The easyJet (LSE: EZJ) share worth is abruptly flying. It’s up 12% in a month. Over 12 months, it’s climbed greater than 28%. So what’s driving the surge?
I’ve had my eye on the FTSE 100 funds provider for the final yr. EasyJet shares have routinely seemed low cost, with a price-to-earnings (P/E) ratio sitting within the mid-single-digits.
Its newer Holidays division has been doing good enterprise, whereas flight bookings and revenues have been rising.
Restoration inventory
I used to be torn for some time between easyJet and FTSE 100 rival Worldwide Consolidated Airways Group. IAG, because it’s identified, took off final yr as transatlantic journey boomed, however Europe-focused easyJet lagged.
When the IAG share worth dropped after Donald Trump’s tariffs rattled markets, I pounced. I’m now sitting on a quickfire 30% acquire, so I’m not complaining. However I nonetheless discover myself glancing at easyJet, whereas questioning whether or not it’s clever to extend my publicity to the airline sector and purchase that too.
On 22 Could, easyJet posted a half-year loss earlier than tax of £394m, which didn’t shock anyone. That’s regular on this seasonal enterprise, the place the actual cash is often made within the second half of the yr.
The excellent news was that 80% of seats had been already bought for the third quarter, a robust place heading into peak summer season. The corporate mentioned it stays on observe to fulfill its full-year 2025 revenue goal of £703m. That’s the determine from a company-compiled analyst ballot, and it appears achievable given present reserving traits.
Flight demand is powerful sufficient to help costs. Load elements are additionally up, which is essential when flying plane. And decrease oil costs are giving a serving to hand.
Analyst improve
EasyJet loved one other increase on 3 June when RBC Capital Markets upgraded it to Outperform and lifted its worth goal from 570p to 650p. At present, it stands at 560p.
The dealer sees strong UK journey demand, and expects easyJet’s inside revenue measures, corresponding to Holidays enlargement and extra fuel-efficient planes, to ship actual progress from 2026.

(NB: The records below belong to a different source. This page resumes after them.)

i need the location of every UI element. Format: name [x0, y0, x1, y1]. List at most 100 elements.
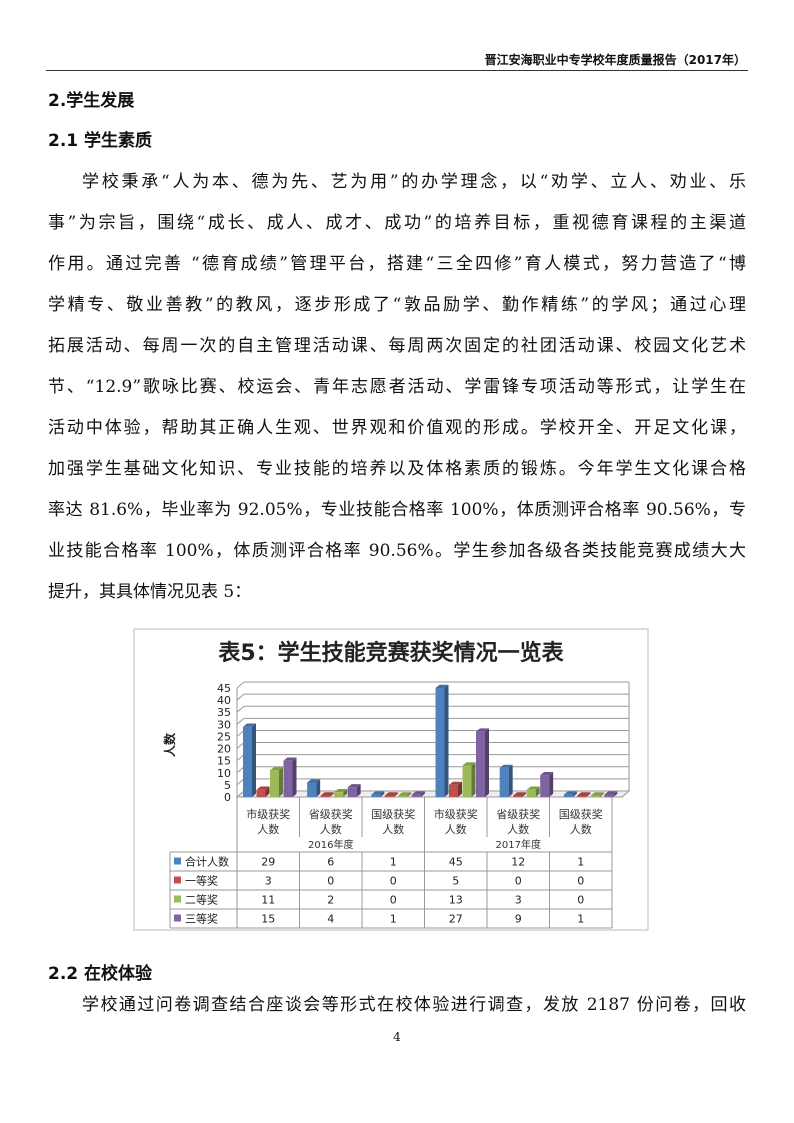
data-label: 1: [390, 856, 397, 869]
y-tick-label: 25: [217, 730, 231, 743]
data-label: 1: [577, 913, 584, 926]
legend-swatch: [174, 914, 181, 922]
bar-top: [320, 792, 334, 796]
text-line: 活动中体验，帮助其正确人生观、世界观和价值观的形成。学校开全、开足文化课，: [48, 418, 746, 438]
bar: [347, 787, 357, 797]
bar: [256, 789, 266, 797]
legend-label: 二等奖: [185, 893, 218, 907]
data-label: 0: [577, 894, 584, 907]
category-label: 人数: [382, 823, 404, 836]
category-label: 人数: [257, 823, 279, 836]
bar: [334, 792, 344, 797]
category-label: 省级获奖: [496, 807, 540, 821]
bar-side: [420, 791, 425, 797]
bar-side: [613, 791, 618, 797]
bar: [435, 688, 445, 797]
data-label: 3: [515, 894, 522, 907]
bar: [499, 767, 509, 797]
text-line: 业技能合格率 100%，体质测评合格率 90.56%。学生参加各级各类技能竞赛成…: [48, 541, 746, 561]
bar-side: [252, 723, 256, 797]
data-label: 0: [390, 894, 397, 907]
bar: [270, 770, 279, 797]
bar: [243, 726, 252, 797]
bar-top: [334, 788, 348, 793]
gridline-depth: [236, 693, 245, 701]
text-line: 学校秉承“人为本、德为先、艺为用”的办学理念，以“劝学、立人、劝业、乐: [82, 172, 746, 192]
bar: [563, 794, 573, 797]
category-label: 市级获奖: [246, 807, 290, 821]
text-line: 提升，其具体情况见表 5：: [48, 582, 252, 602]
bar: [604, 794, 614, 797]
bar: [526, 789, 536, 797]
data-label: 29: [261, 856, 275, 869]
text-line: 拓展活动、每周一次的自主管理活动课、每周两次固定的社团活动课、校园文化艺术: [48, 336, 746, 356]
group-label: 2017年度: [496, 838, 541, 851]
text-line: 加强学生基础文化知识、专业技能的培养以及体格素质的锻炼。今年学生文化课合格: [48, 459, 746, 479]
y-tick-label: 45: [217, 682, 231, 695]
bar-top: [513, 792, 527, 796]
bar: [384, 795, 394, 797]
data-label: 11: [261, 894, 275, 907]
data-label: 6: [327, 856, 334, 869]
category-label: 省级获奖: [309, 807, 353, 821]
bar-top: [283, 757, 297, 761]
legend-swatch: [174, 857, 181, 865]
bar-top: [256, 786, 270, 790]
bar: [462, 765, 472, 797]
data-label: 0: [390, 875, 397, 888]
bar-top: [347, 784, 361, 788]
bar-side: [329, 792, 334, 797]
legend-label: 合计人数: [185, 855, 229, 869]
paragraph-campus-experience: 学校通过问卷调查结合座谈会等形式在校体验进行调查，发放 2187 份问卷，回收: [48, 985, 746, 1026]
bar-top: [270, 767, 283, 771]
bar-side: [356, 784, 361, 797]
bar: [398, 795, 408, 797]
data-label: 45: [449, 856, 463, 869]
data-label: 0: [577, 875, 584, 888]
bar-top: [243, 723, 256, 727]
bar: [476, 731, 485, 797]
bar-side: [599, 792, 604, 797]
bar-top: [462, 762, 476, 766]
gridline-depth: [236, 717, 245, 725]
y-tick-label: 40: [217, 694, 231, 707]
bar-side: [572, 791, 577, 797]
category-label: 国级获奖: [559, 807, 603, 821]
data-label: 12: [511, 856, 525, 869]
y-tick-label: 15: [217, 755, 231, 768]
chart-title: 表5：学生技能竞赛获奖情况一览表: [218, 640, 564, 666]
data-label: 15: [261, 913, 275, 926]
text-line: 节、“12.9”歌咏比赛、校运会、青年志愿者活动、学雷锋专项活动等形式，让学生在: [48, 377, 746, 397]
y-tick-label: 5: [224, 779, 231, 792]
gridline-depth: [236, 754, 245, 762]
bar-top: [563, 791, 577, 795]
legend-label: 三等奖: [185, 912, 218, 926]
gridline-depth: [236, 681, 245, 689]
y-tick-label: 20: [217, 743, 231, 756]
category-label: 人数: [507, 823, 529, 836]
text-line: 事”为宗旨，围绕“成长、成人、成才、成功”的培养目标，重视德育课程的主渠道: [48, 213, 746, 233]
bar: [411, 794, 421, 797]
gridline-depth: [236, 778, 245, 786]
section-title: 2.学生发展: [48, 91, 135, 111]
bar-top: [384, 792, 398, 796]
category-label: 人数: [570, 823, 592, 836]
category-label: 人数: [320, 823, 342, 836]
bar-top: [499, 764, 513, 768]
bar-top: [476, 728, 489, 732]
bar-side: [586, 792, 591, 797]
text-line: 率达 81.6%，毕业率为 92.05%，专业技能合格率 100%，体质测评合格…: [48, 500, 746, 520]
bar-side: [471, 762, 476, 797]
data-label: 1: [390, 913, 397, 926]
text-line: 学精专、敬业善教”的教风，逐步形成了“敦品励学、勤作精练”的学风；通过心理: [48, 295, 746, 315]
data-label: 0: [327, 875, 334, 888]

RBC now forecasts headline pre-tax revenue of £791m for 2026, above consensus of £762m.
Eyes on worth
Dangers stay. Airways are susceptible to all types of exterior shocks, corresponding to conflict, recession, climate and air site visitors controller strikes.
They’ve excessive fastened prices and, as we noticed within the pandemic, if folks cease travelling, earnings vanish shortly. European shoppers aren’t particularly assured, because the continent’s economic system continues to idle.
The median 12-month share worth forecast from 19 analysts is slightly below 705p. That’s even greater than RBC’s prediction, and would mark a 20% carry from at the moment, if it occurred.
That type of development would flip a £10,000 into £12,000, with dividends on high. The shares additionally supply a forecast yield of two.42% this yr, rising to 2.63% in 2026.
Out of 21 analysts masking easyJet, 13 fee it a Sturdy Purchase, two say Purchase and 6 say Maintain. Nobody’s promoting. I feel that’s a fairly good hit fee, and I largely share their confidence, offered the worldwide economic system picks up and we don’t get one other conflict or volcano or one thing.
With a modest P/E of 9.5, I feel easyJet nonetheless seems to be good worth. Buyers would possibly contemplate shopping for it at the moment. I’d purchase it myself, however I’ve already made my sector decide by buying IAG.